Company: Saudi Aramco
Skills: IT - Analysis & Management
Experience: 10 + Years
Education: Bachelors/3-5 yr Degree
Employment Type: Full Time Salaried Employee
Location: Dhahran, Eastern Province, Saudi Arabia
No location/work authorization restrictions found.
Req Number: 17384BR
We are seeking an ICS Cybersecurity Specialist to join the Security Intelligence Center Division (SICD) of the Information Protection Department (IPD).
The Security Intelligence Center Division is responsible for providing the defense of Saudi Aramco systems and networks against worldwide adversaries. In addition, with the continued evolution of SICD and the need for adapting to the emerging adversaries/APT groups, dynamic threat landscape, and increased regional and global risk, SICD requires individuals with data science and cybersecurity experience and expertise.

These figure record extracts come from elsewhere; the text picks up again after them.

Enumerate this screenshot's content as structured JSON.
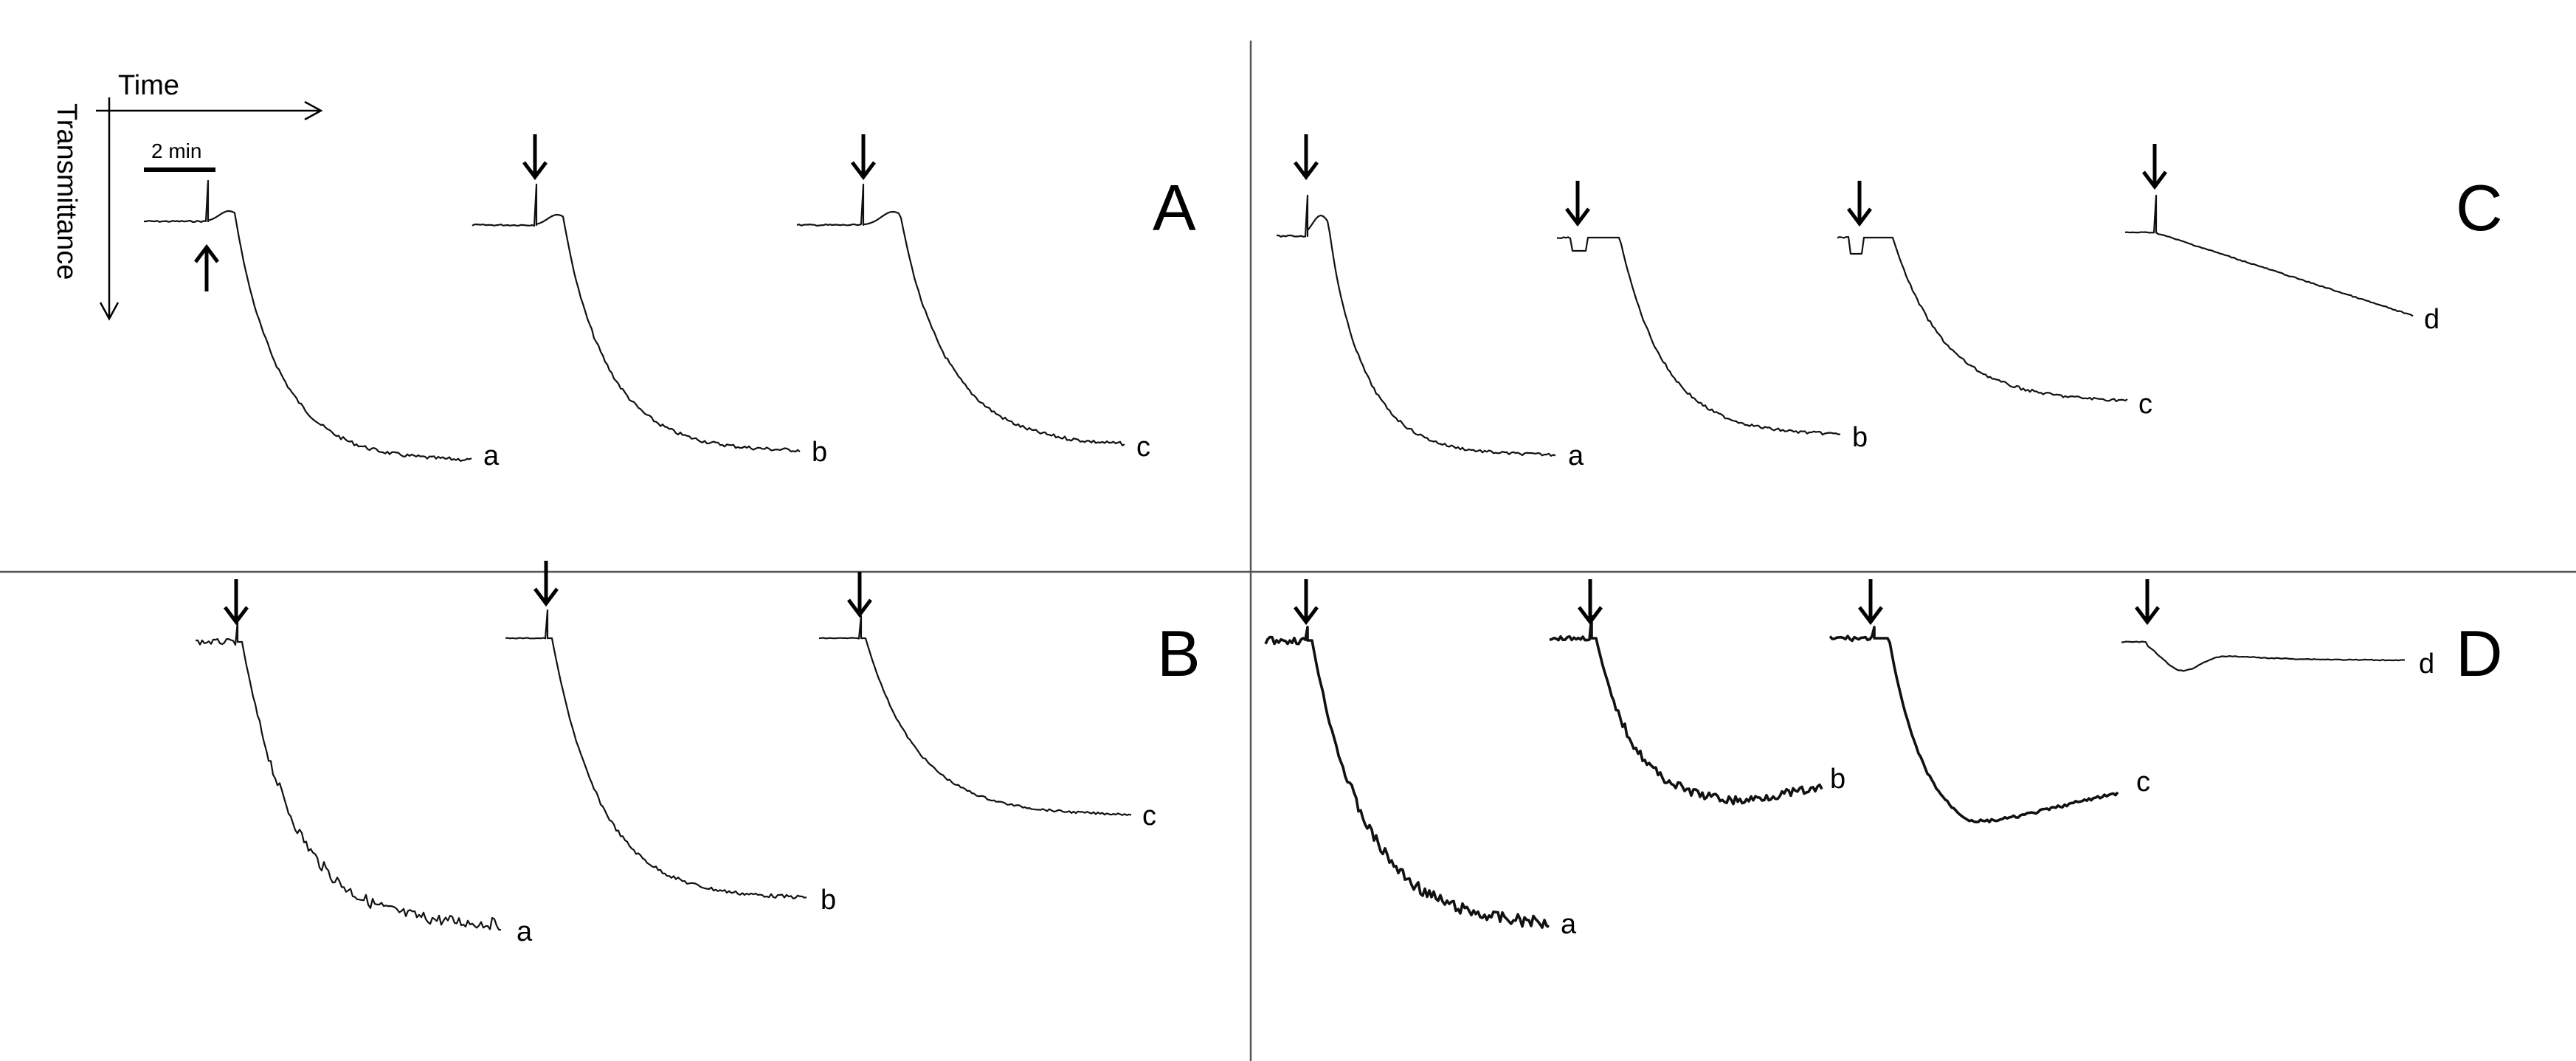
{
  "axes": {
    "x_label": "Time",
    "y_label": "Transmittance",
    "scale_bar": "2 min"
  },
  "chart_data": [
    {
      "panel": "A",
      "type": "line",
      "traces": [
        {
          "label": "a"
        },
        {
          "label": "b"
        },
        {
          "label": "c"
        }
      ]
    },
    {
      "panel": "B",
      "type": "line",
      "traces": [
        {
          "label": "a"
        },
        {
          "label": "b"
        },
        {
          "label": "c"
        }
      ]
    },
    {
      "panel": "C",
      "type": "line",
      "traces": [
        {
          "label": "a"
        },
        {
          "label": "b"
        },
        {
          "label": "c"
        },
        {
          "label": "d"
        }
      ]
    },
    {
      "panel": "D",
      "type": "line",
      "traces": [
        {
          "label": "a"
        },
        {
          "label": "b"
        },
        {
          "label": "c"
        },
        {
          "label": "d"
        }
      ]
    }
  ]
}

Your primary role is to identify, analyze, and assess ICS cybersecurity defense-related problems and provide solutions as the ICS Cybersecurity Specialist technical lead and subject matter expert. You will protect industrial networks and ICS/SCADA systems. You will combine industry-leading security technologies and intelligence to deliver incident monitoring, response, and threat modeling for Saudi Aramco within the Industrial Control Systems space.
The risk profile of controls systems is continually changing as Operational Technology (OT) and IT networks become increasingly interconnected. The changing risk profile increases Saudi Aramco's need to assist in preventing, detecting, responding to, and recovering from cybersecurity incidents involving control systems. Additionally, the role includes exposing threats targeting power plants and other control systems. Be part of team to develop innovative analytics for detection, support investigations, and incident response solutions.
As the successful candidate, you will hold a bachelor's degree in Computer Science, Computer Engineering, or an equivalent degree from a recognized and approved program. An advanced degree is preferred in a related Computer Science, Cybersecurity, Autonomic Computing, or Data Informatics field.
You will have at least 10 years of experience in IT, including at least 5 years in ICS/OT related to incident monitoring and response.
Have hands-on experience with operational technologies such as Programmable Logic Controllers (PLCs), Supervisory Control and Data Acquisition (SCADA) software, RTUs, HMI, and Distributed Control Systems (DCS).
Well-versed in various control frameworks, including: IEC62443, NERC CIP, and NIST.
Fundamental understanding of IT and OT network communication protocols (e.g., TCP/IP, UDP, DNP3, Modbus, IEC 61850, OPC, OPC UA, PROFINET, etc.).
Familiarity with Unix and Windows operating systems and administrative tools.
Ability to document and explain technical details in a concise and understandable manner.
Self-motivated and results focused with an ability to strengthen the team and its mission.
Global Industrial Cybersecurity Professional (GICSP), Certified SCADA Security Architect (CSSA), or
Certified Information Systems Security Professional (CISSP) Certifications a plus.
Technical writing and reporting
Verbal and nonverbal communication
Presentation and information delivery
Time management and prioritization
Duties & Responsibilities:
You will be required to perform the following:
Act as a subject matter expert (SME) on ICS matters.
Conduct log analysis, and host and network analysis, in support of incident response investigations.
Work with IT and OT client staff to conduct thorough investigations and implement effective remediation strategies.
Recognize attacker tools, tactics, and procedures in indicators of compromise (IOCs) that can be applied in current and future investigations.
Hunt for active threats and malicious activity within control systems and identify possible attack vectors.
Develop comprehensive and accurate reports and presentations for both technical and executive audiences.
Conduct tabletop exercises based on firsthand knowledge of real world attacks to help organizations better prepare for future attacks.
Effectively communicate investigative findings and strategy to client stakeholders, including technical staff, executive leadership, and legal counsel.